No avoiding the void

For the better part of three months, I’ve had a lot of trouble trying to put a finger on the troubles of the Milwaukee Panthers in the 2012-14 season.

“That’s been the story for us. We haven’t had those guys who can consistently perform, and then those guys who can give you nine or ten a game.” Head coach Rob Jeter was not wrong; the Milwaukee Panthers have always had a couple players who have stepped into leading roles. This year, it hasn’t happened.

What did Milwaukee lose with the graduation of Kaylon Williams, Ryan Allen and Tony Meier? Simply put, a ton. Williams broke the school D-I assists record; Allen broke the single-season blocks record, and his defensive prowess led Milwaukee to be the toughest team in the country against three-point shooting last season. Tony Meier scored 1,000 points as a Panther. And they were key cogs in the 2010-11 championship season that was based on the prowess of Anthony Hill and Tone Boyle.

Every year since Rob Jeter took over for Bruce Pearl, the leaders he recruited have gotten better every year. In 06-07, the Nick Hansen/Allan Hanson tandem were replaced by Paige Paulsen and Marcus Skinner. Then it was Ricky Franklin and Avery Smith. What happened?

Part of it is attrition. Perhaps it was time for Ja’Rob McCallum and Lonnie Boga to step up and take their roles as leaders. At the very least, having Ja’Rob and the Boga brothers in the program would have given Jeter a lot more flexibility in the 1, 2 and 3 spots. All due respect to Mitch Roelke, but he has severe limitations on his game that would preclude him from playing any important minutes on a contending team.

Another truth is that the players brought in couldn’t do enough to stem the flow of problems. A couple of big losses in recruiting led to Milwaukee being dangerously thin at guard. Trivante Bloodman and Brandon Spearman committed to Mississippi State and Hawai’i, respectively. While neither are tearing the roof off the arena, both would be welcome options for Jeter as he tries to juggle a severely hobbled guard lineup. Jordan Aaron, Paris Gulley and Evan Richard are Milwaukee’s only healthy guards right now. Bobo Niang hasn’t been healthy since five games into the season, and even Roelke is now tending to a sprained ankle.

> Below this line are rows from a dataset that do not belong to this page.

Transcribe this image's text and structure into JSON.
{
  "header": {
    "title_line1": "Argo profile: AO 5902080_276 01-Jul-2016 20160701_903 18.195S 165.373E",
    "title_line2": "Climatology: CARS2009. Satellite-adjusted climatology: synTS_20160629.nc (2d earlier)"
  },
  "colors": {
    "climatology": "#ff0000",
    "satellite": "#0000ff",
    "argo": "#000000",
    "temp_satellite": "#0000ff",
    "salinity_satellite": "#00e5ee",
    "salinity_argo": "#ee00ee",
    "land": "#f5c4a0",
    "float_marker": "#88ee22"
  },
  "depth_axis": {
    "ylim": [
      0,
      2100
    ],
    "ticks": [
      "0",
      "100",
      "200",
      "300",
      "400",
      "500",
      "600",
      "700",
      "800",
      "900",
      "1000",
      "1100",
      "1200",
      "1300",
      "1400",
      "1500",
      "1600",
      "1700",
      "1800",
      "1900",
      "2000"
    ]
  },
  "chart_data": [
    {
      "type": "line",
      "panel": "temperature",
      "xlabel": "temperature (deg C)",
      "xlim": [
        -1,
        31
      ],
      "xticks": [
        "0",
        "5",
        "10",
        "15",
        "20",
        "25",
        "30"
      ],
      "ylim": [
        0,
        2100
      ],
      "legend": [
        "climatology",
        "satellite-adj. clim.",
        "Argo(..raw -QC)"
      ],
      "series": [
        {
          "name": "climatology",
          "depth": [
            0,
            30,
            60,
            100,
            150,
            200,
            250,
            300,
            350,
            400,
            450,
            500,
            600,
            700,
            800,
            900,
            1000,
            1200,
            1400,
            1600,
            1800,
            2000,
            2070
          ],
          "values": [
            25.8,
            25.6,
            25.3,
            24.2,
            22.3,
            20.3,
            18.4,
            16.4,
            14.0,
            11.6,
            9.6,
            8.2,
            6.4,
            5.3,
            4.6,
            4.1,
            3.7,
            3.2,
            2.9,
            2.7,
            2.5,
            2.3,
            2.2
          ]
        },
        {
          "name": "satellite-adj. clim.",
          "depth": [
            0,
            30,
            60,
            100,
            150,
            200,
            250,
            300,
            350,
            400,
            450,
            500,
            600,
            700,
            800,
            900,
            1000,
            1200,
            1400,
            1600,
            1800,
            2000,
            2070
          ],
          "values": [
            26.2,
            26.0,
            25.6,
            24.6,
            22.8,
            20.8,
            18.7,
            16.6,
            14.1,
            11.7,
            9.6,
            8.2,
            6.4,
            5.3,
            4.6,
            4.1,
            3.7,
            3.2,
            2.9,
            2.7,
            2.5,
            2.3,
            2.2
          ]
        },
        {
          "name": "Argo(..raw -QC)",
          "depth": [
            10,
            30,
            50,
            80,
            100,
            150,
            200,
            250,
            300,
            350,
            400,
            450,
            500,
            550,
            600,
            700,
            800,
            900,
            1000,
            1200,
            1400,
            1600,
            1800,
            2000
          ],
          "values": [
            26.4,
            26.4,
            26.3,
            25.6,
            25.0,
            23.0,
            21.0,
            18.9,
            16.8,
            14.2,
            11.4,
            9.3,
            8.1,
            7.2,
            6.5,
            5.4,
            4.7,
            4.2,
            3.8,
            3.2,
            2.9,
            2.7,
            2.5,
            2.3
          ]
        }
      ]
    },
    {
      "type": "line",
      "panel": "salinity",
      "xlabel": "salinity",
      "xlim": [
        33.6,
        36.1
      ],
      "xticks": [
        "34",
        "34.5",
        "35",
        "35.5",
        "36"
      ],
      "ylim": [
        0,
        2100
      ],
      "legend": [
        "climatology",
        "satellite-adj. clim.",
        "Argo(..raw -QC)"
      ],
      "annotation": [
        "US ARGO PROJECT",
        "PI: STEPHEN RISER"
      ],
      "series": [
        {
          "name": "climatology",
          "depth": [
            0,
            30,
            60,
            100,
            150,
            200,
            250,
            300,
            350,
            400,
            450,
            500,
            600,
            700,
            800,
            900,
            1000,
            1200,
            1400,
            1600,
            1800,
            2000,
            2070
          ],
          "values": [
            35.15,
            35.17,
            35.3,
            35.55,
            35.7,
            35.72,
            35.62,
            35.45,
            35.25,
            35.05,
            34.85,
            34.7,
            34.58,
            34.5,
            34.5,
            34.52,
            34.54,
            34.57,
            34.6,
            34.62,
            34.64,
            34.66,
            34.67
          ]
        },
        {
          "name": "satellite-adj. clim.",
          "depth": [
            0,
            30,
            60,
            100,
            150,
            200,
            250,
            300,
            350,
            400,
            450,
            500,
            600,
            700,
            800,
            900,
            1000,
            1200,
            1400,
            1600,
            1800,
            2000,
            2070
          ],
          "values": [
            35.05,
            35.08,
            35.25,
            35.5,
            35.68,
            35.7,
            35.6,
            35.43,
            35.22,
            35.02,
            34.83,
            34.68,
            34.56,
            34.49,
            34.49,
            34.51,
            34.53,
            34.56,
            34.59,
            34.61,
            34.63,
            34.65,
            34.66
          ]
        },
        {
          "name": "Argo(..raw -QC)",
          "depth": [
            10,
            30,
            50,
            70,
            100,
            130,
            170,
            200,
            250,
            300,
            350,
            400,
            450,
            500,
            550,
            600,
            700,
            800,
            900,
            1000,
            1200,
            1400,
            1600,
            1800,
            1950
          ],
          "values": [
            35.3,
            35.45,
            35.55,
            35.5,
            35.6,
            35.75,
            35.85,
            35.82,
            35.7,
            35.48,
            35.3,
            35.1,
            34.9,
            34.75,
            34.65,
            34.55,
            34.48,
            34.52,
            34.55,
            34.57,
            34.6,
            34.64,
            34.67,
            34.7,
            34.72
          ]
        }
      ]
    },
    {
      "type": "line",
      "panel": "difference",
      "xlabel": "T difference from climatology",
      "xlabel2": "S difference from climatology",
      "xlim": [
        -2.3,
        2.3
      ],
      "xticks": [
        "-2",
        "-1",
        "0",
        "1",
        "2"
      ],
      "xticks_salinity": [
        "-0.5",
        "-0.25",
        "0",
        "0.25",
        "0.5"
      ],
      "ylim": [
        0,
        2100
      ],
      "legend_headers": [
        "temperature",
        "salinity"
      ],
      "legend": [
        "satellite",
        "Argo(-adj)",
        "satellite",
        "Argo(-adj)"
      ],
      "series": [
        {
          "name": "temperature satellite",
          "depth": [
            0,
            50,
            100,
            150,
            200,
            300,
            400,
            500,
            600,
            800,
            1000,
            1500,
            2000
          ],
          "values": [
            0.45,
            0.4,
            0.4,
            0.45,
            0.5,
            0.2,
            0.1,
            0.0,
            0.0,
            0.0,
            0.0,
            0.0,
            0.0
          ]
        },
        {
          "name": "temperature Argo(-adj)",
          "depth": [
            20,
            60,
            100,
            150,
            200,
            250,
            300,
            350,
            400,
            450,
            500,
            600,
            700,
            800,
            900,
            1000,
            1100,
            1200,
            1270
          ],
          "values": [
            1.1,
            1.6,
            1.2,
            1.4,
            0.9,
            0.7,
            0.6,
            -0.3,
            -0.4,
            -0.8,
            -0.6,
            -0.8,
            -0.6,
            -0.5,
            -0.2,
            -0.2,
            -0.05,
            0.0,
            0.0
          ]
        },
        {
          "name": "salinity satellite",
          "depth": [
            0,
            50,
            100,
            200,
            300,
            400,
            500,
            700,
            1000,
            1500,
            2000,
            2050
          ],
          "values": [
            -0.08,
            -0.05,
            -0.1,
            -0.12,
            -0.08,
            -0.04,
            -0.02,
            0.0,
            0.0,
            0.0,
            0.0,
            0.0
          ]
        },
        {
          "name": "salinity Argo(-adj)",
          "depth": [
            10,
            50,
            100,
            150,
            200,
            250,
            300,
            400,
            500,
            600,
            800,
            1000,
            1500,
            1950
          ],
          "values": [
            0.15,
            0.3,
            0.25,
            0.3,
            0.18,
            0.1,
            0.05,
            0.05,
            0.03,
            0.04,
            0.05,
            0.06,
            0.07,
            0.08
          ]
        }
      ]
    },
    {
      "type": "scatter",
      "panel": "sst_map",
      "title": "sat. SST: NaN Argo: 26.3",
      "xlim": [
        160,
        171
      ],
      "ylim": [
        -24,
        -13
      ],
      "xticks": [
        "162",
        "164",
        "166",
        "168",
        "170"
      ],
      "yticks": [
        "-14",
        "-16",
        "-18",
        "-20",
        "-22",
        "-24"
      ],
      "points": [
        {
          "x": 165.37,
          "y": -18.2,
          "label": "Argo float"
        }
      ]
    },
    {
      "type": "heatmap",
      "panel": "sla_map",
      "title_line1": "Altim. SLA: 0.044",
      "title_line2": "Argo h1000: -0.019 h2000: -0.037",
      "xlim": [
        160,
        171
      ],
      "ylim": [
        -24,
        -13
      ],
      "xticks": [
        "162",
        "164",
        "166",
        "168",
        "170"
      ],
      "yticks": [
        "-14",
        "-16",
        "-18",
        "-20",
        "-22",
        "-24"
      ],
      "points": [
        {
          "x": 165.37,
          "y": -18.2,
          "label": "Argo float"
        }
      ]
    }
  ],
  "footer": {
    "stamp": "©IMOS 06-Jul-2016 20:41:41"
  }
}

A few players have seen their play regress with the move from Kaylon Williams to Jordan Aaron as floor general. Consider the fact that James Haarsma has fallen off considerably. He’s dropped four points per game, 16% from the field, 27% from beyond the arc and nearly a full rebound per game. Kyle Kelm’s summer weight loss has severely limited his ability to be a power-player in the post, and he’s dropped six percent in shooting from the field and three-point land in addition to pulling down one less rebound and scoring two less points per game.

Over time, those add up. The most baffling is the night and day change in Paris Gulley. As JUCO guards at Southeastern CC, Gulley’s production increased a ton when Jay O took over halfway through Gulley’s sophomore year. Fast forward to this season, and Paris has become far less of a three-point threat as he was before. His shooting inside the arc has gotten far better, but improvement there is at the cost of losing his outside shooting capability – for a team that relies heavily on the three, losing his chops there has hurt Milwaukee considerably.

Defensively, Paris Gulley is the only guard that is not a liability on defense. Last year the tandem of Gulley, Williams and Ryan Allen was one of the best in the nation at defending the three. This season? It’s fallen off considerably.

For years, Rob Jeter’s Milwaukee team has gotten better annually from more production out of its leaders. In 2012-13, the Panthers have taken a huge step back. With the 2013 class of Steve McWhorter, Brett and Alex Prahl, Cody Wichmann and Trinson White, those Panthers have to combine with holdovers from this season to improve the record more in one year than it ever has done before if they plan to win a conference title or even sniff the NCAA Tournament.

Without Allen, there’s a void in defense. With Williams, there’s a void in leadership in an offense. With Meier, there’s a void in shooting percentages.

This year, Milwaukee couldn’t avoid the void. We’ll see if they can plug the holes.